The missile was not identified, with the Ministry of Defense only saying that “the anti-ballistic missile system is in service with the Russian Aerospace Forces. It is designed to protect Moscow from air and space attacks.”

Most likely, it was the PRS-1M. A laudatory 2018 article in Russian news site Gazeta.ru describes it as being part of the A-135 short-range missile defense system. The article refers to the 2017 test of a new missile—an upgrade of the older T6 interceptor—with a detachable rocket-steered warhead.

“In the past, the T6 flew several times faster than a bullet and gained a speed of more than 3 kilometers (1.86 miles) per second in a matter of seconds, being the fastest missile in the world. In the modernized version, its speed was close to four kilometers (2.5 miles) per second.” Gazeta also suggested the PRS-1M could withstand 300 G of force at launch, compared to 200 G for the previous anti-missile interceptor and just 9 G for the old SA-2 anti-aircraft missile.

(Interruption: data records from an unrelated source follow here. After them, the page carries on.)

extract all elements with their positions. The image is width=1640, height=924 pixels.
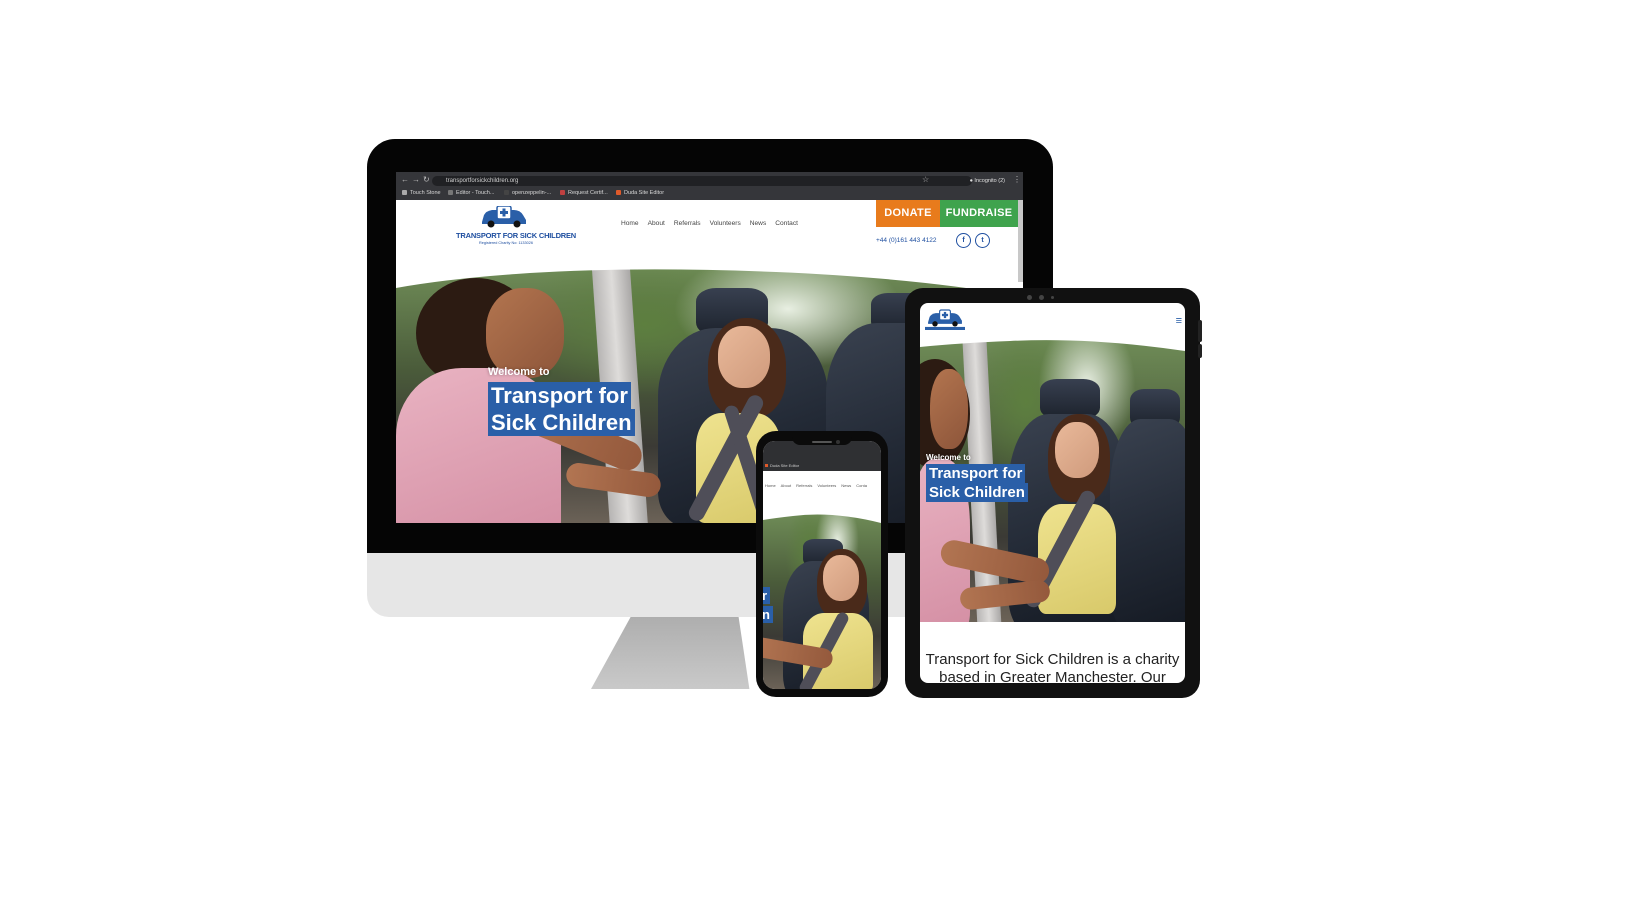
tablet-sensor-icon — [1051, 296, 1054, 299]
tablet-logo-icon[interactable] — [925, 309, 965, 331]
address-url: transportforsickchildren.org — [446, 178, 519, 184]
nav-referrals[interactable]: Referrals — [674, 220, 701, 227]
phone-nav-referrals[interactable]: Referrals — [796, 483, 812, 488]
phone-hero-image: r n — [763, 513, 881, 689]
duda-favicon-icon — [765, 464, 768, 467]
desktop-monitor-stand — [591, 617, 750, 689]
tablet-camera-icon — [1027, 295, 1032, 300]
incognito-profile[interactable]: ● Incognito (2) — [970, 176, 1005, 186]
tablet-hero-wave — [920, 339, 1185, 351]
phone-nav-about[interactable]: About — [781, 483, 791, 488]
bookmark-favicon-icon — [616, 190, 621, 195]
nav-volunteers[interactable]: Volunteers — [710, 220, 741, 227]
facebook-icon[interactable]: f — [956, 233, 971, 248]
page-scrollbar[interactable] — [1018, 200, 1023, 282]
phone-browser-bar: Duda Site Editor — [763, 441, 881, 471]
ambulance-car-icon — [482, 206, 526, 228]
hamburger-menu-icon[interactable]: ≡ — [1176, 316, 1182, 327]
phone-notch — [792, 434, 852, 445]
bookmark-item[interactable]: Editor - Touch... — [448, 189, 494, 197]
bookmark-favicon-icon — [560, 190, 565, 195]
bookmark-item[interactable]: Touch Stone — [402, 189, 441, 197]
site-logo[interactable]: TRANSPORT FOR SICK CHILDREN Registered C… — [456, 204, 577, 246]
forward-arrow-icon[interactable]: → — [412, 175, 420, 185]
hero-welcome-text: Welcome to — [488, 366, 550, 378]
site-header: TRANSPORT FOR SICK CHILDREN Registered C… — [396, 200, 1023, 270]
phone-camera-icon — [836, 440, 840, 444]
phone-nav-volunteers[interactable]: Volunteers — [817, 483, 836, 488]
phone-speaker-icon — [812, 441, 832, 443]
nav-home[interactable]: Home — [621, 220, 639, 227]
nav-contact[interactable]: Contact — [775, 220, 798, 227]
phone-nav-news[interactable]: News — [841, 483, 851, 488]
phone-nav-contact[interactable]: Conta — [856, 483, 867, 488]
bookmark-favicon-icon — [448, 190, 453, 195]
hero-title: Transport for Sick Children — [488, 382, 635, 437]
address-bar[interactable]: transportforsickchildren.org — [432, 176, 972, 186]
phone-screen: Duda Site Editor Home About Referrals Vo… — [763, 441, 881, 689]
tablet-side-button — [1198, 320, 1202, 342]
tablet-hero-welcome: Welcome to — [926, 453, 971, 462]
fundraise-button[interactable]: FUNDRAISE — [940, 200, 1018, 227]
reload-icon[interactable]: ↻ — [423, 175, 430, 185]
phone-nav: Home About Referrals Volunteers News Con… — [765, 483, 867, 488]
nav-news[interactable]: News — [750, 220, 767, 227]
tablet-hero-image: Welcome to Transport for Sick Children — [920, 339, 1185, 622]
kebab-menu-icon[interactable]: ⋮ — [1013, 175, 1021, 185]
phone-nav-home[interactable]: Home — [765, 483, 776, 488]
phone-number[interactable]: +44 (0)161 443 4122 — [876, 237, 937, 244]
nav-about[interactable]: About — [648, 220, 665, 227]
bookmark-item[interactable]: Duda Site Editor — [616, 189, 664, 197]
back-arrow-icon[interactable]: ← — [401, 175, 409, 185]
bookmark-item[interactable]: Request Certif... — [560, 189, 608, 197]
bookmark-item[interactable]: openzeppelin-... — [504, 189, 551, 197]
phone-editor-tab[interactable]: Duda Site Editor — [765, 463, 799, 468]
tablet-screen: ≡ Welcome to Transport for Sick Children… — [920, 303, 1185, 683]
tablet-hero-title: Transport for Sick Children — [926, 464, 1028, 502]
phone-site-header: Home About Referrals Volunteers News Con… — [763, 471, 881, 491]
browser-chrome: ← → ↻ transportforsickchildren.org ☆ ● I… — [396, 172, 1023, 200]
tablet-side-button — [1198, 344, 1202, 358]
twitter-icon[interactable]: t — [975, 233, 990, 248]
tablet-intro-text: Transport for Sick Children is a charity… — [925, 651, 1180, 683]
bookmark-favicon-icon — [504, 190, 509, 195]
tablet-camera-icon — [1039, 295, 1044, 300]
incognito-icon: ● — [969, 178, 973, 184]
logo-subtitle: Registered Charity No: 1133026 — [479, 241, 533, 245]
bookmark-favicon-icon — [402, 190, 407, 195]
main-nav: Home About Referrals Volunteers News Con… — [621, 220, 798, 227]
donate-button[interactable]: DONATE — [876, 200, 940, 227]
logo-text: TRANSPORT FOR SICK CHILDREN — [456, 231, 577, 240]
phone-hero-title-fragment: r n — [763, 587, 773, 625]
star-icon[interactable]: ☆ — [922, 175, 929, 185]
phone-hero-wave — [763, 513, 881, 523]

“In the new product, the height and range of the kill zone increased almost one and a half times,” Gazeta.ru said. “Now the interception of the warheads of the enemy’s intercontinental ballistic missiles is confidently carried out at a height of much more than 50 kilometers (31 miles).”

TV channel Russia 24 proclaimed that “according to military experts, no other country has a similar weapon.”

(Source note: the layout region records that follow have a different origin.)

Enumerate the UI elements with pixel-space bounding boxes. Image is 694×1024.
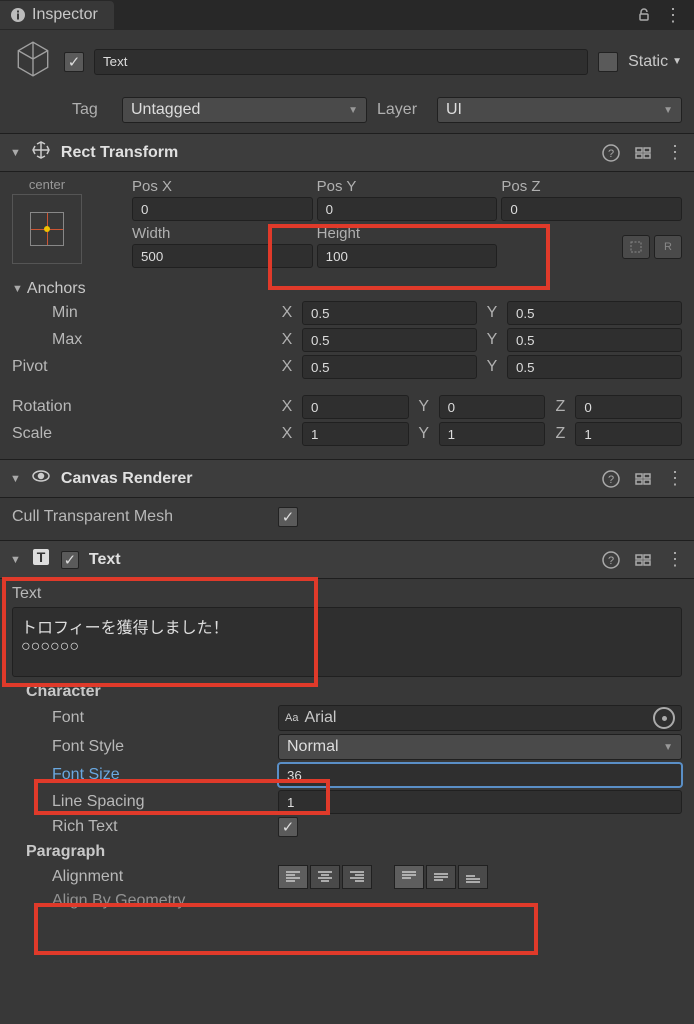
height-input[interactable] [317, 244, 498, 268]
tag-dropdown[interactable]: Untagged▼ [122, 97, 367, 123]
help-icon[interactable]: ? [602, 470, 620, 488]
font-style-dropdown[interactable]: Normal▼ [278, 734, 682, 760]
tab-title: Inspector [32, 6, 98, 24]
svg-text:?: ? [608, 148, 614, 160]
svg-text:?: ? [608, 555, 614, 567]
paragraph-label: Paragraph [26, 843, 682, 861]
foldout-icon: ▼ [10, 473, 21, 485]
posy-input[interactable] [317, 197, 498, 221]
align-top-button[interactable] [394, 865, 424, 889]
font-size-label[interactable]: Font Size [12, 766, 272, 784]
align-bottom-button[interactable] [458, 865, 488, 889]
anchor-minx-input[interactable] [302, 301, 477, 325]
kebab-icon[interactable]: ⋮ [664, 5, 682, 26]
svg-text:?: ? [608, 474, 614, 486]
align-left-button[interactable] [278, 865, 308, 889]
scale-z-input[interactable] [575, 422, 682, 446]
anchor-preset-button[interactable]: center middle [12, 194, 82, 264]
rot-x-input[interactable] [302, 395, 409, 419]
align-middle-button[interactable] [426, 865, 456, 889]
layer-label: Layer [377, 101, 427, 119]
canvas-renderer-header[interactable]: ▼ Canvas Renderer ? ⋮ [0, 459, 694, 498]
foldout-icon: ▼ [10, 147, 21, 159]
canvas-renderer-body: Cull Transparent Mesh ✓ [0, 498, 694, 540]
svg-text:T: T [37, 549, 46, 565]
line-spacing-input[interactable] [278, 790, 682, 814]
anchor-maxy-input[interactable] [507, 328, 682, 352]
posz-input[interactable] [501, 197, 682, 221]
anchor-maxx-input[interactable] [302, 328, 477, 352]
cull-checkbox[interactable]: ✓ [278, 507, 298, 527]
static-dropdown[interactable]: Static ▼ [628, 53, 682, 71]
help-icon[interactable]: ? [602, 551, 620, 569]
rect-transform-icon [31, 140, 51, 165]
preset-icon[interactable] [634, 144, 652, 162]
scale-x-input[interactable] [302, 422, 409, 446]
static-checkbox[interactable] [598, 52, 618, 72]
gameobject-icon[interactable] [12, 38, 54, 85]
vertical-align-group [394, 865, 488, 889]
tab-bar: Inspector ⋮ [0, 0, 694, 30]
text-textarea[interactable]: トロフィーを獲得しました！ ○○○○○○ [12, 607, 682, 677]
tag-label: Tag [72, 101, 112, 119]
kebab-icon[interactable]: ⋮ [666, 549, 684, 570]
kebab-icon[interactable]: ⋮ [666, 142, 684, 163]
canvas-renderer-title: Canvas Renderer [61, 470, 592, 488]
rot-y-input[interactable] [439, 395, 546, 419]
raw-edit-button[interactable]: R [654, 235, 682, 259]
gameobject-header: ✓ Static ▼ Tag Untagged▼ Layer UI▼ [0, 30, 694, 133]
foldout-icon: ▼ [10, 554, 21, 566]
rect-transform-body: center middle Pos X Pos Y Pos Z Width He… [0, 172, 694, 459]
rect-transform-header[interactable]: ▼ Rect Transform ? ⋮ [0, 133, 694, 172]
rich-text-checkbox[interactable]: ✓ [278, 817, 298, 837]
character-label: Character [26, 683, 682, 701]
preset-icon[interactable] [634, 551, 652, 569]
align-right-button[interactable] [342, 865, 372, 889]
font-field[interactable]: Aa Arial [278, 705, 682, 731]
inspector-tab[interactable]: Inspector [0, 1, 114, 29]
pivot-y-input[interactable] [507, 355, 682, 379]
object-picker-icon[interactable] [653, 707, 675, 729]
align-center-button[interactable] [310, 865, 340, 889]
pivot-x-input[interactable] [302, 355, 477, 379]
preset-icon[interactable] [634, 470, 652, 488]
text-icon: T [31, 547, 51, 572]
horizontal-align-group [278, 865, 372, 889]
canvas-renderer-icon [31, 466, 51, 491]
text-component-body: Text トロフィーを獲得しました！ ○○○○○○ Character Font… [0, 579, 694, 923]
lock-icon[interactable] [636, 7, 652, 23]
rect-transform-title: Rect Transform [61, 144, 592, 162]
text-component-title: Text [89, 551, 592, 569]
font-size-input[interactable] [278, 763, 682, 787]
blueprint-button[interactable] [622, 235, 650, 259]
highlight-alignment [34, 903, 538, 955]
anchors-foldout[interactable]: ▼Anchors [12, 280, 682, 298]
width-input[interactable] [132, 244, 313, 268]
text-enabled-checkbox[interactable]: ✓ [61, 551, 79, 569]
kebab-icon[interactable]: ⋮ [666, 468, 684, 489]
help-icon[interactable]: ? [602, 144, 620, 162]
rot-z-input[interactable] [575, 395, 682, 419]
anchor-miny-input[interactable] [507, 301, 682, 325]
layer-dropdown[interactable]: UI▼ [437, 97, 682, 123]
posx-input[interactable] [132, 197, 313, 221]
active-checkbox[interactable]: ✓ [64, 52, 84, 72]
text-component-header[interactable]: ▼ T ✓ Text ? ⋮ [0, 540, 694, 579]
gameobject-name-input[interactable] [94, 49, 588, 75]
scale-y-input[interactable] [439, 422, 546, 446]
text-label: Text [12, 585, 682, 603]
info-icon [10, 7, 26, 23]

But that’s not exactly true. During the 1960s, the United States developed the Sprint, a slim, conical missile interceptor that accelerated to Mach 10 and 100 G in five seconds. Popped out of the silo by compressed air, the Sprint would destroy incoming ICBM warheads inside the atmosphere by detonating its own neutron-bomb warhead between 5,000 and 100,000 feet (which also meant a “friendly” nuclear blast over American territory).

Sprint was the low-altitude half of the Safeguard ABM system, which also included longer-range Spartan interceptors to destroy ICBMs in outer space during the exo-atmospheric phase of their trajectory. Safeguard was only deployed on a small scale in the mid-1970s, to protect U.S. ICBM sites. The program was canceled upon the realization that it was much cheaper for an attacker to overwhelm an ABM system with huge numbers of ICBMs and warheads than it was for the defender to build more interceptors.

It’s an issue that still haunts the current U.S. Ballistic Missile Defense System, which is aimed at stopping a handful of primitive North Korean ICBMs, but wouldn’t have a chance against a massed salvo of hundreds of Russian ICBMs. While impressive to watch, Russia’s PRS-1M would still face the same problem of hitting a massive barrage of American warheads descending through the atmosphere at Mach 20.